Questions on String initialization and usage

Today I was experimenting on how I could call printf and implement basic c-style null terminated strings.

The first problem I ran in to is how to initialize the string type (an array of i8). I tried using an empty string which gave me an error about the types being wrong and then tried using null, which passes verification but then I get an error when building with llvm-as. I found that odd because LLVMWriteBitcodeToFile DID work so I’m curious if the versions are different or something (should both be LLVM 16). So what really is the correct way to do this in LLVM 16?

Secondly, if I used LLVMWriteBitcodeToFile and built the program printf did work but there was an extra “0” at the end of the string. I’m curious about this because the null terminator \00 was added via the LLVM constant string function. Do I need to use a GEP to get the first index or can I simply pass the pointer like below? Maybe it was because the null initializer too for all I know,

Thanks guys.

@s = global [255 x i8] null
@i = global i32 0
@"$result" = global i8 0

declare i32 @printf(ptr %0, ...)

define i8 @main() {
entry:
  store [9 x i8] c"hello %d\00", ptr @s, align 1
  store i32 100, ptr @i, align 4
  %i = load i32, ptr @i, align 4
  %0 = call i32 (ptr, ...) @printf(ptr @s, i32 %i)
  %1 = load i8, ptr @"$result", align 1
  ret i8 %1
}

Compiling the IR:

llvm-as main.ll -o main.bc
llvm-as: main.ll:4:24: error: null must be a pointer type
@s = global [255 x i8] null
^

It needs to be initialized with 255 bytes since that’s how big the array is. The basic zero initializer would be spelled in LLVM as @s = global [255 x i8] [i8 0, i8 0, <... repeat 255 times>, i8 0]. Fortunately this is common enough that LLVM has a special syntax and you can write @s = global [255 x i8] zeroinitializer.

From the C API, I believe the function LLVMConstNull(<arraytype>) handles this case (as opposed to the very similarly named LLVMConstPointerNull which really is only for pointers and won’t work).

I’m surprised the verifier passed, I’d have expected it to catch the null too. Other than that there would probably be an assertion failure when you first tried to set the initializer if you were using an LLVM with assertions enabled (always a good idea if you’re developing against the API).

I’m not sure what’s going on here. When I compile the IR you pasted in (fixed to use zeroinitializer) it prints hello 100 with no newline at the end. Is your environment maybe also printing the whole program’s exit status (0) which ends up as hello 1000 because there isn’t a newline after the real output?

No need for a GEP, that part of the program is fine.

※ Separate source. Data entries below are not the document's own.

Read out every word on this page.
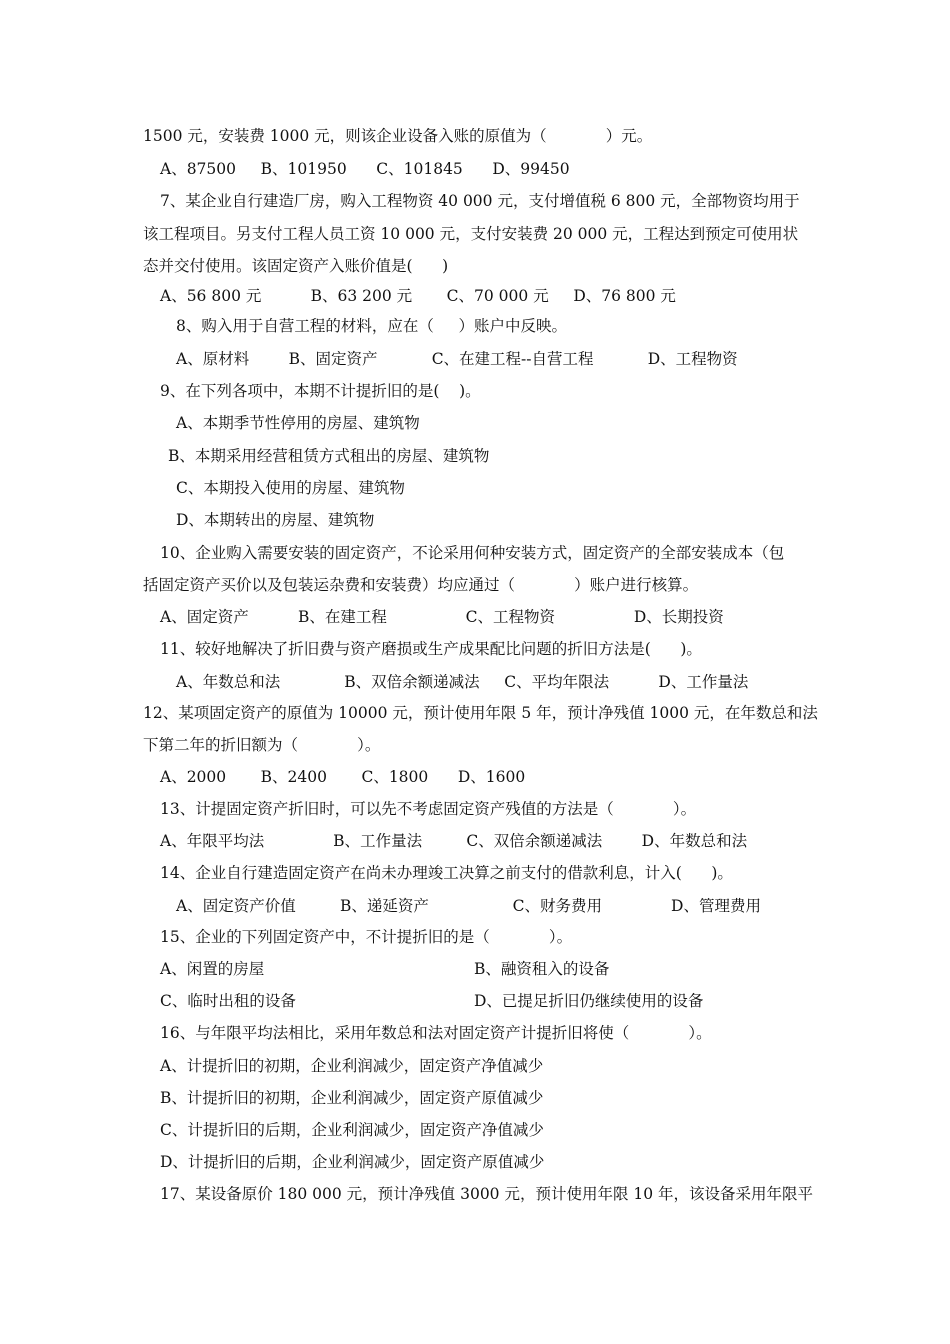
1500 元，安装费 1000 元，则该企业设备入账的原值为（            ）元。
A、87500     B、101950      C、101845      D、99450
7、某企业自行建造厂房，购入工程物资 40 000 元，支付增值税 6 800 元，全部物资均用于
该工程项目。另支付工程人员工资 10 000 元，支付安装费 20 000 元，工程达到预定可使用状
态并交付使用。该固定资产入账价值是(      )
A、56 800 元          B、63 200 元       C、70 000 元     D、76 800 元
8、购入用于自营工程的材料，应在（     ）账户中反映。
A、原材料        B、固定资产           C、在建工程--自营工程           D、工程物资
9、在下列各项中，本期不计提折旧的是(    )。
A、本期季节性停用的房屋、建筑物
B、本期采用经营租赁方式租出的房屋、建筑物
C、本期投入使用的房屋、建筑物
D、本期转出的房屋、建筑物
10、企业购入需要安装的固定资产，不论采用何种安装方式，固定资产的全部安装成本（包
括固定资产买价以及包装运杂费和安装费）均应通过（            ）账户进行核算。
A、固定资产          B、在建工程                C、工程物资                D、长期投资
11、较好地解决了折旧费与资产磨损或生产成果配比问题的折旧方法是(      )。
A、年数总和法             B、双倍余额递减法     C、平均年限法          D、工作量法
12、某项固定资产的原值为 10000 元，预计使用年限 5 年，预计净残值 1000 元，在年数总和法
下第二年的折旧额为（            ）。
A、2000       B、2400       C、1800      D、1600
13、计提固定资产折旧时，可以先不考虑固定资产残值的方法是（            ）。
A、年限平均法              B、工作量法         C、双倍余额递减法        D、年数总和法
14、企业自行建造固定资产在尚未办理竣工决算之前支付的借款利息，计入(      )。
A、固定资产价值         B、递延资产                 C、财务费用              D、管理费用
15、企业的下列固定资产中，不计提折旧的是（            ）。
A、闲置的房屋	B、融资租入的设备
C、临时出租的设备	D、已提足折旧仍继续使用的设备
16、与年限平均法相比，采用年数总和法对固定资产计提折旧将使（            ）。
A、计提折旧的初期，企业利润减少，固定资产净值减少
B、计提折旧的初期，企业利润减少，固定资产原值减少
C、计提折旧的后期，企业利润减少，固定资产净值减少
D、计提折旧的后期，企业利润减少，固定资产原值减少
17、某设备原价 180 000 元，预计净残值 3000 元，预计使用年限 10 年，该设备采用年限平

The common reference for such questions is:
https://mapping-high-level-constructs-to-llvm-ir.readthedocs.io/en/latest/

1 Like

Oh! I was indeed using LLVMConstPointerNull instead of LLVMConstNull! I wonder if those assertions were not set and that’s why it worked.

As for the extra “0”, excellent guess, i was indeed printing the return code because I didn’t have printf yet.

Thanks for your help I appreciate it.